The current campaign to keep Radio 6 reminds me of the campaign a few years ago to keep Heinz salad cream. Heinz threatened to stop making salad cream, because it had fallen in popularity, and this made headlines for a few days. People who had not bought salad cream for years suddenly became all nostalgic about the taste of their childhoods, and a campaign was launched to save salad cream.

Of course, when we look behind the scenes here, we can see that this must have been a great big PR stunt – companies stop making products all the time if they stop producing enough profit for them, and it doesn’t make headline news. In the normal course of events, salad cream would have just disappeared from the shelves, and the 5 people who were still buying it would have just not been able to find it anymore, and they too would have switched to eating mayonnaise.

In order to make headline news, someone had to have engineered the PR. Someone had to write a press release about Heinz stopping making salad cream, and get journalists interested in the story. And of course, this had to happen before the end of production, so that people could then rush to the shops and buy the noxious yellow stuff.
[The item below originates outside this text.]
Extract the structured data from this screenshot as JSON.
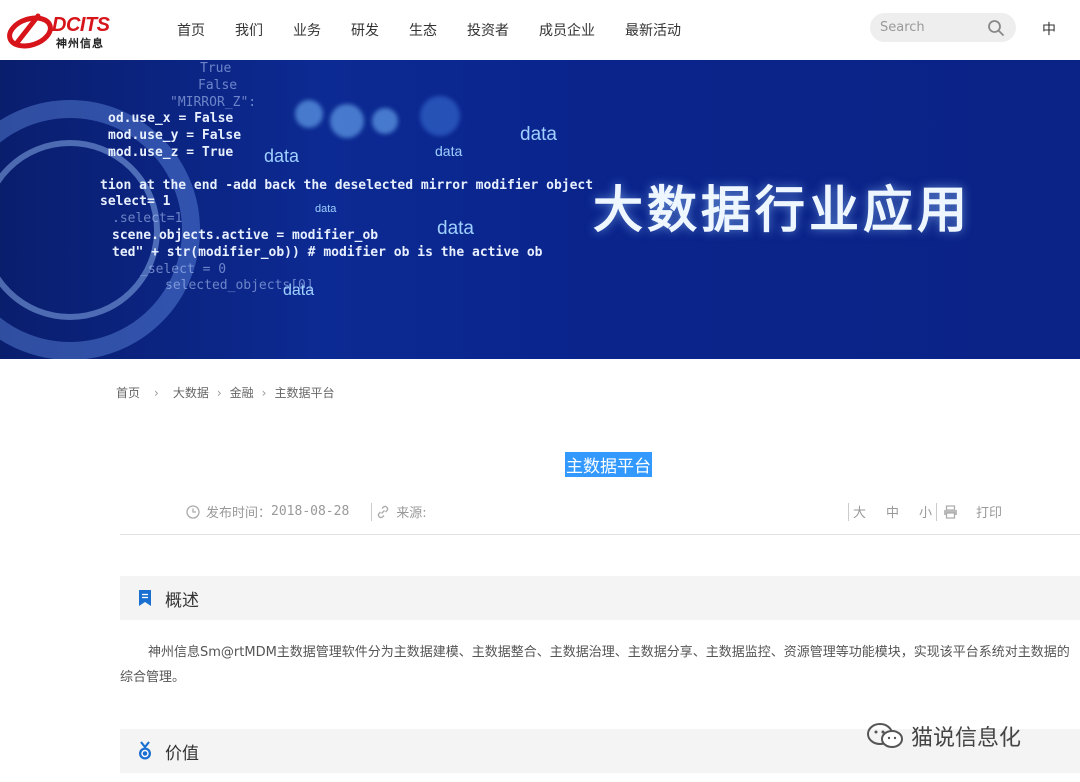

With all the fuss about Radio 6, we see a number of the same elements. We have a product which has disappointing levels of sales, or in this case listeners. I regularly listen to Radio 6, and had been very surprised to find out a few weeks before that the listener figures were so low. The brilliant Adam and Joe show on Saturday mornings was the most popular show, but only had 160,000 listeners, and some of the other shows only had around 5000. So, the BBC has a problem child, their little radio station is a bit of a runt. And they’re doing a strategic review and have to think about whether this is the best use of their money.

I’m not sure whether the campaign was started as part of an official marketing strategy by the BBC, it seems more likely that as rumoured, it was started by a BBC employee – I’m guessing someone who works at Radio 6. Radio 6 has been promoted to millions of people who have probably never heard of it or thought of listening before. And I bet that their listener numbers have jumped just as dramatically as the sales figures for salad cream did when Heinz threatened to stop making it. In marketing terms, there are few techniques as effective as making people feel that they might have something taken away from them.

So I can admire this as a marketing technique, and you can argue that the ends justify the means, if Radio 6 is saved and lots of new people get to listen to a wider mix of music. But I’m not convinced that this is an ethical way to do things, so I won’t be wearing any Radio 6 ribbons just yet.